What customers actually see
Chrome, Safari, Firefox, and Edge now all display some version of a warning on non-https sites. In most browsers it’s a grey or red “Not Secure” label right next to the URL. On forms, the warning gets louder — sometimes overlaying the input fields with “your information is not private.”
For a customer who’s comparing three roofers or three plumbers, that warning is enough. They’ll close the tab and call one of the other two. They will not stop to investigate, ask, or assume good faith.
Why Google also penalizes it
Google has officially used HTTPS as a ranking signal since 2014. Sites without SSL get pushed down in search results. The penalty is small on its own, but it stacks with everything else — slow load time, weak schema, missing reviews — and a non-secure site is usually missing a lot of those too.
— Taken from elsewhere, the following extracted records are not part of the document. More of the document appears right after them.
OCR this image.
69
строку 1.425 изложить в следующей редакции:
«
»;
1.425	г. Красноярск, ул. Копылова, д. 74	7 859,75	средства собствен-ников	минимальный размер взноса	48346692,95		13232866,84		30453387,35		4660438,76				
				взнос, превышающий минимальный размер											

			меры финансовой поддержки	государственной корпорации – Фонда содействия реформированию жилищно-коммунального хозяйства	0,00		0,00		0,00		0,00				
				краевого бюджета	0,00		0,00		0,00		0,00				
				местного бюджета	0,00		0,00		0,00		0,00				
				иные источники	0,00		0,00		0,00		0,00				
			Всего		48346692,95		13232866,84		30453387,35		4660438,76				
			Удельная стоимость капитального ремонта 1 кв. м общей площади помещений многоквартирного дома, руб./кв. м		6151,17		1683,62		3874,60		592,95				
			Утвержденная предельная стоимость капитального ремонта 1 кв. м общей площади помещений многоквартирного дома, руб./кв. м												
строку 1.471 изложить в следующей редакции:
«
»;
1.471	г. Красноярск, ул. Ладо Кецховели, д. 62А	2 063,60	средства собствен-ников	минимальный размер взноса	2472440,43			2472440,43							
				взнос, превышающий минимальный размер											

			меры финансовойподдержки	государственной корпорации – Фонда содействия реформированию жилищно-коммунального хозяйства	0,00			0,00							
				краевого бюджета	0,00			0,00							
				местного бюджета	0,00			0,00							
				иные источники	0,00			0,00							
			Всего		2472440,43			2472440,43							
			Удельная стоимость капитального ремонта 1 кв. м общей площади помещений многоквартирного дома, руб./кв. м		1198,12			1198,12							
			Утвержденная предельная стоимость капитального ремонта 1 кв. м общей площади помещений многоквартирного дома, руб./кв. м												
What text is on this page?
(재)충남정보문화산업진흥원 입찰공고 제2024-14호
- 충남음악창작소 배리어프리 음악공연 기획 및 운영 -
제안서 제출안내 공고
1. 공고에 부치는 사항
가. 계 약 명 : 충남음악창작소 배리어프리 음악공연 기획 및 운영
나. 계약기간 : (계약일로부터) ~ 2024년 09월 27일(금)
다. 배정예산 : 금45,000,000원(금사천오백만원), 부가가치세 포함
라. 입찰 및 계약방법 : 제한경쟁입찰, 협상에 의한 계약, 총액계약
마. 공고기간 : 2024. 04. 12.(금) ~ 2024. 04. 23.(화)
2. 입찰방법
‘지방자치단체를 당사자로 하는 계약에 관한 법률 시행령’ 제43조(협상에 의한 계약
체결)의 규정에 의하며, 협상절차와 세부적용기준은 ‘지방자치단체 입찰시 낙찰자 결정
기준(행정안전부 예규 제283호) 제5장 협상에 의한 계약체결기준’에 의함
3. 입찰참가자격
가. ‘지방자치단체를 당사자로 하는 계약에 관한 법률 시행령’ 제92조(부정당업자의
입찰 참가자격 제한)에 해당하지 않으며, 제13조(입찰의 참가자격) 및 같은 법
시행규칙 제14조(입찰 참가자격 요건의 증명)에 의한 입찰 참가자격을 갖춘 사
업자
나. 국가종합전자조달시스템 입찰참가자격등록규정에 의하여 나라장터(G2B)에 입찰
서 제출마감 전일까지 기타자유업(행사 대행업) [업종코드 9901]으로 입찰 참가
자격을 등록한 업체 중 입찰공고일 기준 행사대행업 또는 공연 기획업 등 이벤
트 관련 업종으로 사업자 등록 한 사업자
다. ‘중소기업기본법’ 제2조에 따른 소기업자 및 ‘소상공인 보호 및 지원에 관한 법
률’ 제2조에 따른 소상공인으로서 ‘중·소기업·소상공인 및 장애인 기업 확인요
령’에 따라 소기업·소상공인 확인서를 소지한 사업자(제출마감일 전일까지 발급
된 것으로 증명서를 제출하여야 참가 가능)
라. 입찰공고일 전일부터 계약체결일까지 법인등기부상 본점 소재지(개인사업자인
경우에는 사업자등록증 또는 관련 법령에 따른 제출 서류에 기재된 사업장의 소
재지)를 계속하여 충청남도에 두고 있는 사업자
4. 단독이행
Google also flags non-secure pages directly inside its search results in some cases, which means a percentage of customers won’t even click through.
Why so many old small-business sites still don’t have it
SSL used to cost real money — annual fees of $50 to $300 — and required a manual install on the server. So a lot of websites built before about 2018 simply didn’t bother. Today, SSL certificates are free through services like Let’s Encrypt, and most quality hosts install them automatically. There’s no longer any technical or financial reason for a site to be insecure. It’s almost always a sign that nobody has touched the site in years.
How it gets fixed
If your host is modern (most decent WordPress hosts in the last five years), enabling SSL is usually a single setting in the hosting control panel. Once the certificate is installed, the site needs a redirect set up so all http:// requests automatically forward to https:// — otherwise customers can still land on the insecure version.
If you’re on cheap shared hosting that doesn’t support free SSL, that’s a separate problem worth solving. But the “Not Secure” warning is the most fixable trust killer in small-business web — and the cheapest one to ignore.